The length of a light string is 1.4 m when the tension on it is 5 N. If the tension increases to 7 N, the length of the string is 1.56 m. The original length of the string is _________ m.

The extension of an ideal string that obeys Hooke’s law is directly proportional to the tension applied: $$\Delta L \propto T$$.
For a given string, the ratio $$\dfrac{\Delta L}{T}$$ remains constant.

Let the natural (unstretched) length of the string be $$L_0$$.

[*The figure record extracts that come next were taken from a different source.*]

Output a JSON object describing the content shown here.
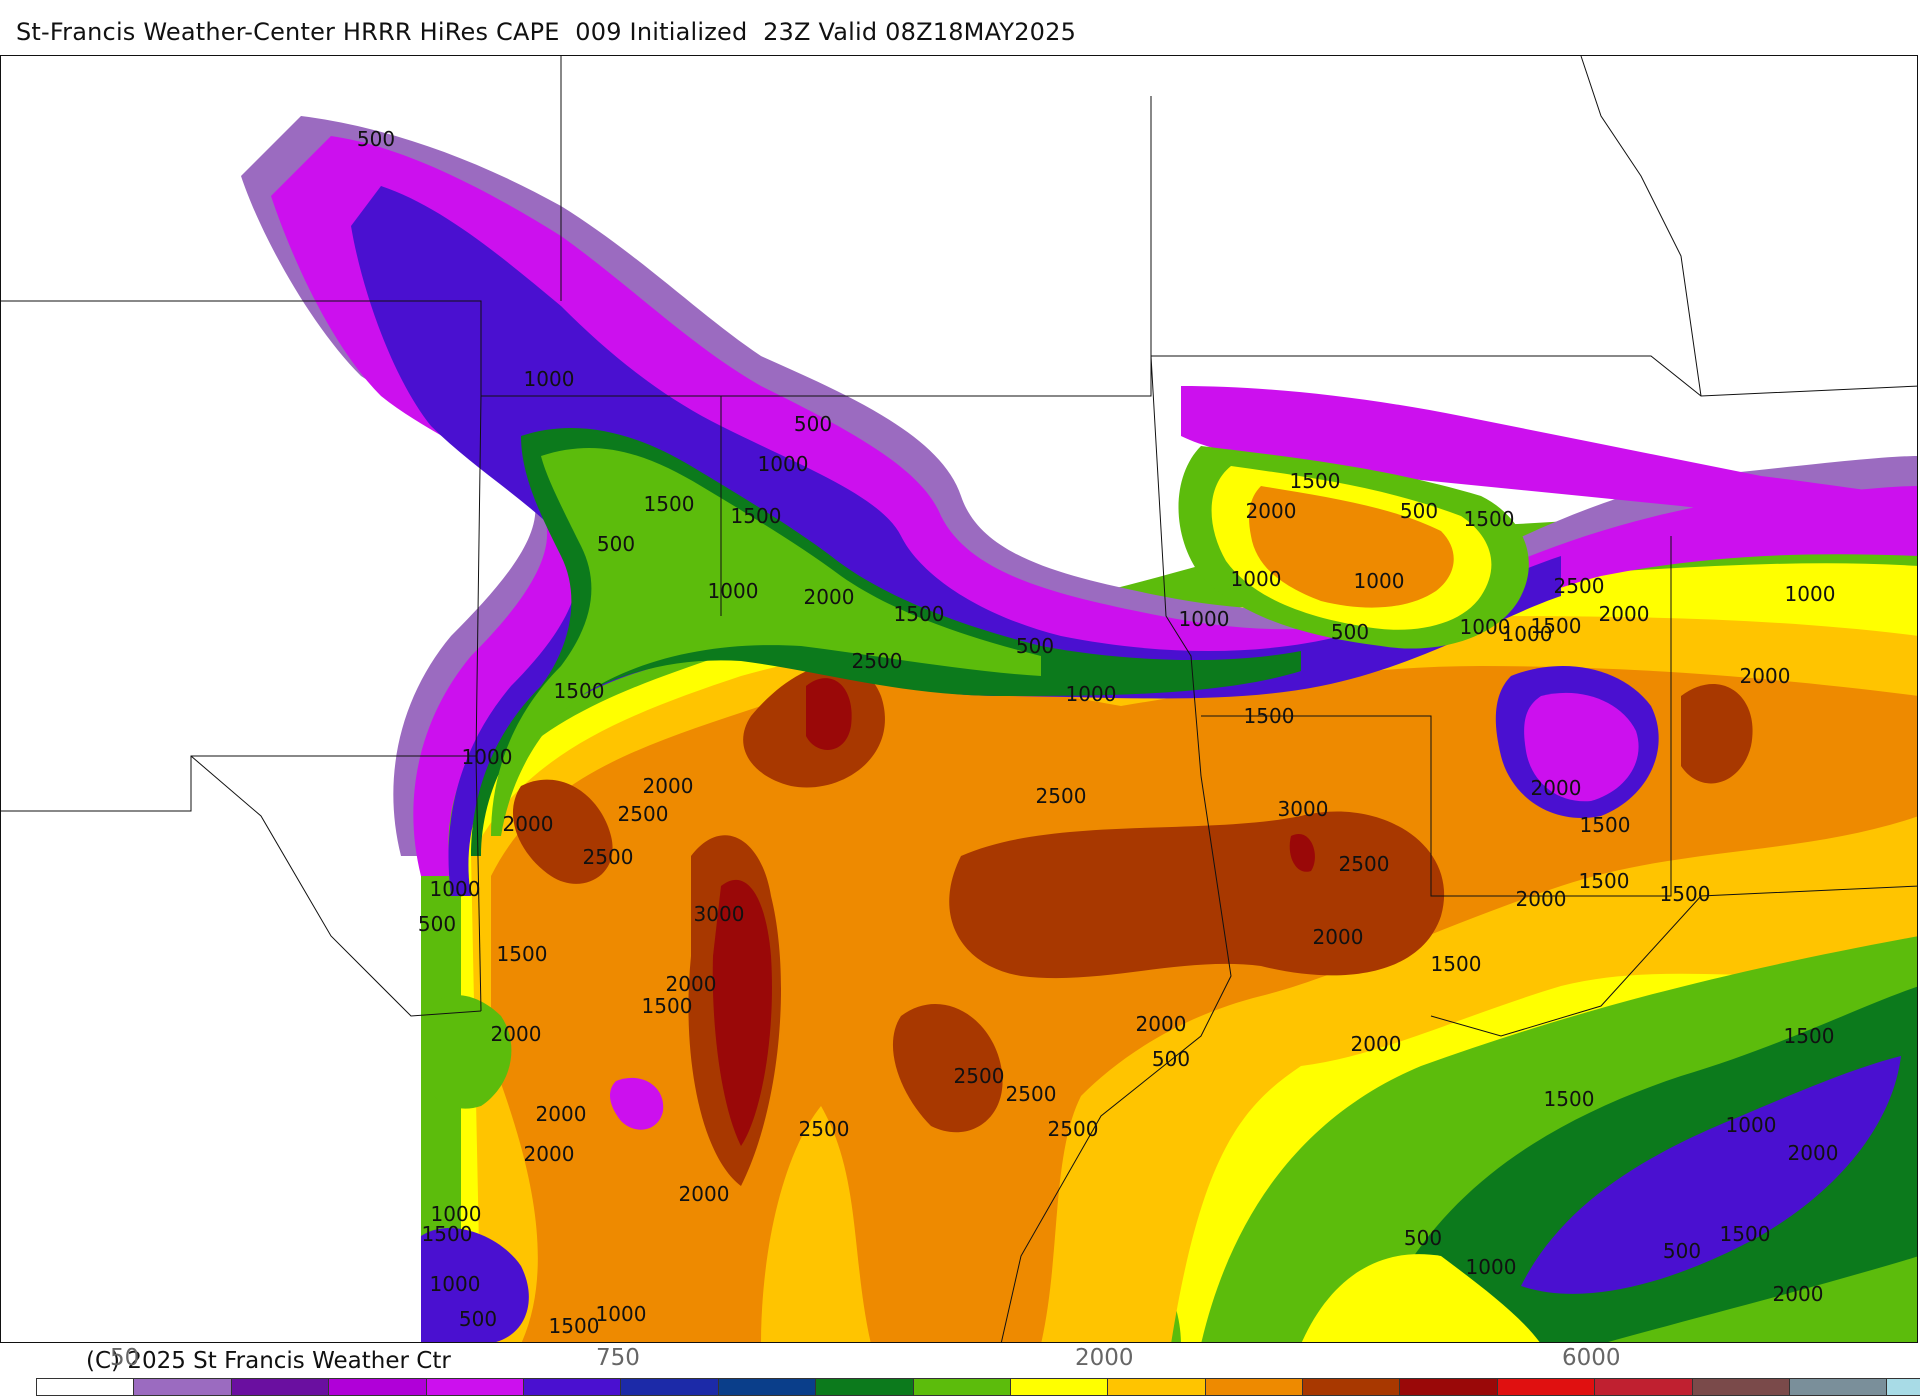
{
  "header": {
    "title": "St-Francis Weather-Center HRRR HiRes CAPE  009 Initialized  23Z Valid 08Z18MAY2025"
  },
  "footer": {
    "copyright": "(C) 2025 St Francis Weather Ctr"
  },
  "colorbar": {
    "tick_labels": [
      "50",
      "750",
      "2000",
      "6000"
    ],
    "colors": [
      "#ffffff",
      "#9b6bc0",
      "#6a0fa0",
      "#b000d8",
      "#cc10ee",
      "#4a10d0",
      "#1c2aa8",
      "#0a3e8a",
      "#0c7a1c",
      "#5cbc0c",
      "#ffff00",
      "#ffc400",
      "#ee8a00",
      "#a83800",
      "#9a0808",
      "#e01010",
      "#c02030",
      "#7a4a4a",
      "#7a8f9a",
      "#a8dbe6"
    ]
  },
  "map": {
    "palette": {
      "purple_light": "#9b6bc0",
      "magenta": "#cc10ee",
      "blue": "#4a10d0",
      "green_dark": "#0c7a1c",
      "green": "#5cbc0c",
      "yellow": "#ffff00",
      "gold": "#ffc400",
      "orange": "#ee8a00",
      "brown": "#a83800",
      "dark_red": "#9a0808"
    },
    "contour_labels": [
      "500",
      "1000",
      "500",
      "1000",
      "1500",
      "500",
      "1500",
      "1000",
      "2000",
      "1500",
      "2500",
      "1500",
      "1000",
      "2000",
      "2500",
      "2000",
      "2500",
      "3000",
      "2000",
      "1500",
      "2000",
      "1500",
      "2000",
      "1000",
      "2000",
      "1000",
      "500",
      "2500",
      "3000",
      "2500",
      "2000",
      "2500",
      "2500",
      "2500",
      "2000",
      "1000",
      "1500",
      "500",
      "1000",
      "1500",
      "500",
      "1000",
      "1500",
      "1000",
      "500",
      "1000",
      "1000",
      "1500",
      "2000",
      "2500",
      "2500",
      "2000",
      "2000",
      "1500",
      "1500",
      "2000",
      "1500",
      "500",
      "2000",
      "1500",
      "2000",
      "2000",
      "1000",
      "1500",
      "1500",
      "1000",
      "1500",
      "2000",
      "500",
      "1000",
      "500",
      "1000",
      "1500",
      "2000",
      "500",
      "1500",
      "1000"
    ]
  }
}
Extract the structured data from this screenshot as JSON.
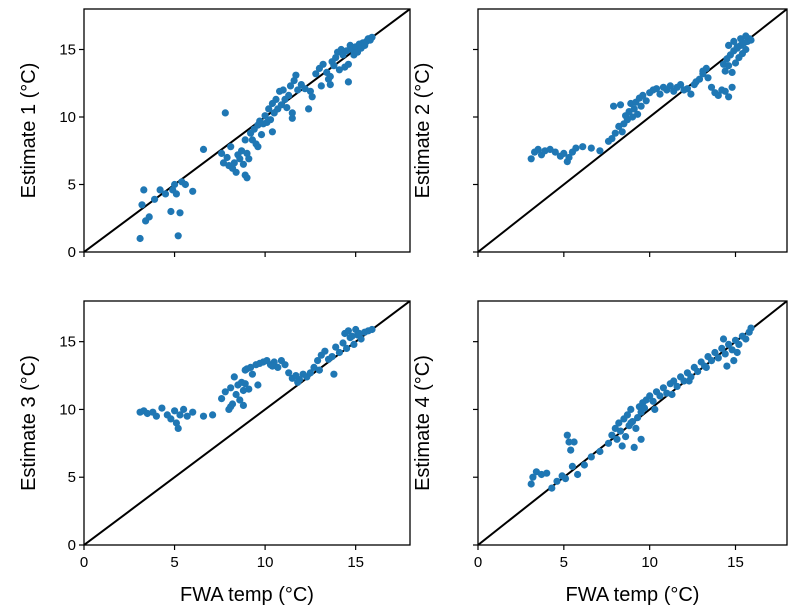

Tension $$T_1 = 5 \text{ N}$$ produces total length $$L_1 = 1.40 \text{ m}$$.
Extension, $$\Delta L_1 = L_1 - L_0 = 1.40 - L_0$$

Tension $$T_2 = 7 \text{ N}$$ produces total length $$L_2 = 1.56 \text{ m}$$.
Extension, $$\Delta L_2 = L_2 - L_0 = 1.56 - L_0$$

Using $$\dfrac{\Delta L_1}{T_1} = \dfrac{\Delta L_2}{T_2}$$:

$$\frac{1.40 - L_0}{5} = \frac{1.56 - L_0}{7}$$

Cross-multiplying gives:
$$7(1.40 - L_0) = 5(1.56 - L_0)$$

Simplify each side:
$$9.8 - 7L_0 = 7.8 - 5L_0$$

Rearrange terms:
$$9.8 - 7.8 = 7L_0 - 5L_0$$
$$2.0 = 2L_0$$

Hence,
$$L_0 = 1.0 \text{ m}$$

Therefore, the original (unstretched) length of the string is 1 m.